Slavery and Southern Cotton Economy Shipping Documents and Commercial Records of Cotton Trade 1815 to 1850
Archive
Southern cotton commerce documents spanning 1815 to 1850 recording the shipment, pricing, and commercial circulation of cotton during the formative decades of the antebellum cotton economy. These records document the infrastructure of the American cotton trade connecting southern ports such as Savannah and New Orleans with northern commercial centers including Philadelphia, New York, and Boston. Cotton exports formed the foundation of the southern plantation economy during the early nineteenth century and were closely tied to the expansion of enslaved labor across the American South following the rapid growth of cotton cultivation after the invention of the cotton gin in the late eighteenth century. The documents record specific shipments of cotton bales, maritime transport arrangements, and market information circulated through commercial bulletins used by merchants participating in Atlantic and domestic trade networks.Group of three documents relating to the southern cotton trade between 1815 and 1850. The archive includes one issue of the Savannah Shipping and Commercial List, printed and published weekly by L. Hart and Thomas Purse & Co., Savannah, dated September 1, 1836. The two page publication lists vessels in port, arriving ships, and commodities imported and exported through Savannah, alongside market prices for goods including cotton, chocolate, bread, butter, candles, coffee, flour, hay, molasses, pepper, rice, soap, tobacco, teas, and writing paper. Also included is a shipping document dated November 1815 recording the transport of 104 square bales of New Orleans cotton. The document identifies ship’s master Elisha Howes and notes the cargo traveling from Philadelphia via the Delaware River toward New York. A manuscript note on the verso records the shipment weight of 37,170 pounds and calculates the value of the cotton at one half cent per pound for a total value of $185.85. The shipper, William Cramond, was a Philadelphia merchant involved in Atlantic trade. The archive also contains a letter postmarked New Orleans and dated 1850 concerning the shipment of 103 bales of cotton carried aboard the steamship Lucy, a vessel operating along the Mississippi River before the Civil War. The letter, signed by T. P. Bancroft and addressed to Boston, reports that Captain Davis commanded the vessel and notes that cotton samples were included with the shipment.

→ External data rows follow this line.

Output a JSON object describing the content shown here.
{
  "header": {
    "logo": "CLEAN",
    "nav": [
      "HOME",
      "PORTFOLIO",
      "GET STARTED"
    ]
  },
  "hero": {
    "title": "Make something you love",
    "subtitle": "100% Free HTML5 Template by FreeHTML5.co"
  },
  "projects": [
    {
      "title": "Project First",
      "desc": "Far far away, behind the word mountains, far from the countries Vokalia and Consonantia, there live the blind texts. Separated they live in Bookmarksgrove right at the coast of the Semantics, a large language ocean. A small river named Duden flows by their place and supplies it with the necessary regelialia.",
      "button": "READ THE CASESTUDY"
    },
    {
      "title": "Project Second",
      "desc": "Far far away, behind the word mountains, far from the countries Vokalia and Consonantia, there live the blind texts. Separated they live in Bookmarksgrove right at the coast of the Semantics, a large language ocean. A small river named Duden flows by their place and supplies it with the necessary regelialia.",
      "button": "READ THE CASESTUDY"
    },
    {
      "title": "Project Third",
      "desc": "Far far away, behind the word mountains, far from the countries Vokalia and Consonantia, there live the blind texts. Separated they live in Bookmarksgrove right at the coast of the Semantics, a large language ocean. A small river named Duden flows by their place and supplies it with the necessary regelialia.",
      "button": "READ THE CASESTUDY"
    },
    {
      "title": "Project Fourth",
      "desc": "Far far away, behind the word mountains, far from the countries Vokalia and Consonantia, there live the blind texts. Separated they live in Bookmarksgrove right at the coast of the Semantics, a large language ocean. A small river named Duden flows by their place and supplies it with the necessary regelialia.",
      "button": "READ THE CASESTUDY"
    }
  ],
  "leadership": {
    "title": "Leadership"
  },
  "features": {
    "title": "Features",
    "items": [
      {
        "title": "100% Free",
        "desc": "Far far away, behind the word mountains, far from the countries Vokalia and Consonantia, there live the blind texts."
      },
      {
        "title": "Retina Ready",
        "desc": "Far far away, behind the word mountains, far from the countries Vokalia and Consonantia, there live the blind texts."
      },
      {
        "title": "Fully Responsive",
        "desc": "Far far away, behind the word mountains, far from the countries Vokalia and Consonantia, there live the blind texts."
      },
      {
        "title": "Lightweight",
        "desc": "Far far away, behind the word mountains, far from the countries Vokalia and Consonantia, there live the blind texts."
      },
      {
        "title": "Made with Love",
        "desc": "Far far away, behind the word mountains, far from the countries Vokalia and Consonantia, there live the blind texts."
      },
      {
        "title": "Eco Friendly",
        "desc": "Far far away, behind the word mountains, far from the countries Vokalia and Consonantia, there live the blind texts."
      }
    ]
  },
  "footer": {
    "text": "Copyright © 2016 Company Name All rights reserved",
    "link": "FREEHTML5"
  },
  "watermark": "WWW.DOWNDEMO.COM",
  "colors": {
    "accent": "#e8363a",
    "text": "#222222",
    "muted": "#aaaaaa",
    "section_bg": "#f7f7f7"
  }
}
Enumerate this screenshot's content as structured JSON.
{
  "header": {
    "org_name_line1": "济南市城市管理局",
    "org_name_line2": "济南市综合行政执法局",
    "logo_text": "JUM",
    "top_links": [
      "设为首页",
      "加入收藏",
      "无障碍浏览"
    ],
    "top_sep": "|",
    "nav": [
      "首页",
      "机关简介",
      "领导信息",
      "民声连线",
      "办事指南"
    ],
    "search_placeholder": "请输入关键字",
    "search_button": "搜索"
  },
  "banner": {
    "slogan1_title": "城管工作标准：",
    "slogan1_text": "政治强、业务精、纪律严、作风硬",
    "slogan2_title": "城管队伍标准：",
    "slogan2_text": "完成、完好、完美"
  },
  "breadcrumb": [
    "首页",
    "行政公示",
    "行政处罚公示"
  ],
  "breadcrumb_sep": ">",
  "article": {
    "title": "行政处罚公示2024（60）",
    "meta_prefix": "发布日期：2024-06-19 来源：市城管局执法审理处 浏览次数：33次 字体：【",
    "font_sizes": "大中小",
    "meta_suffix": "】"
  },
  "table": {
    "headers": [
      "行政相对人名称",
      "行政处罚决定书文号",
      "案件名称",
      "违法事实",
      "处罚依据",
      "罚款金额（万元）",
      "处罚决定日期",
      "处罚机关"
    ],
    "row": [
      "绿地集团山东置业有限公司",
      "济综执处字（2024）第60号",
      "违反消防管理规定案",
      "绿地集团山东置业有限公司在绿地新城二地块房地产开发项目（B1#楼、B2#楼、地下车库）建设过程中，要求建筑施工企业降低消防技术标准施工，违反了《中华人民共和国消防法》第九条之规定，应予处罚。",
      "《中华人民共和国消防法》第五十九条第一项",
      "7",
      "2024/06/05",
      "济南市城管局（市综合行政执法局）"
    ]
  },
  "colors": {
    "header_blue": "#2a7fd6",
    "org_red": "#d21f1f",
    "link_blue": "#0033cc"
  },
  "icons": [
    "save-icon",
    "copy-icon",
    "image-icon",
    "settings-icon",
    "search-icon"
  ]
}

These documents illustrate the commercial systems that moved raw cotton from southern production regions into national and international markets during the decades when cotton exports became the dominant force in the American economy. Savannah and New Orleans served as principal ports for cotton export, linking plantation regions of the lower Mississippi Valley and coastal South to financial and manufacturing centers in the North and Europe. Surviving merchant correspondence, shipping papers, and commercial circulars such as these preserve the operational details of the cotton trade, including bale counts, vessel assignments, cargo valuation, and commodity markets. Together the documents provide direct evidence of the commercial networks that supported the expansion of cotton production in the slaveholding South prior to the Civil War. Light wear consistent with age; overall condition very go.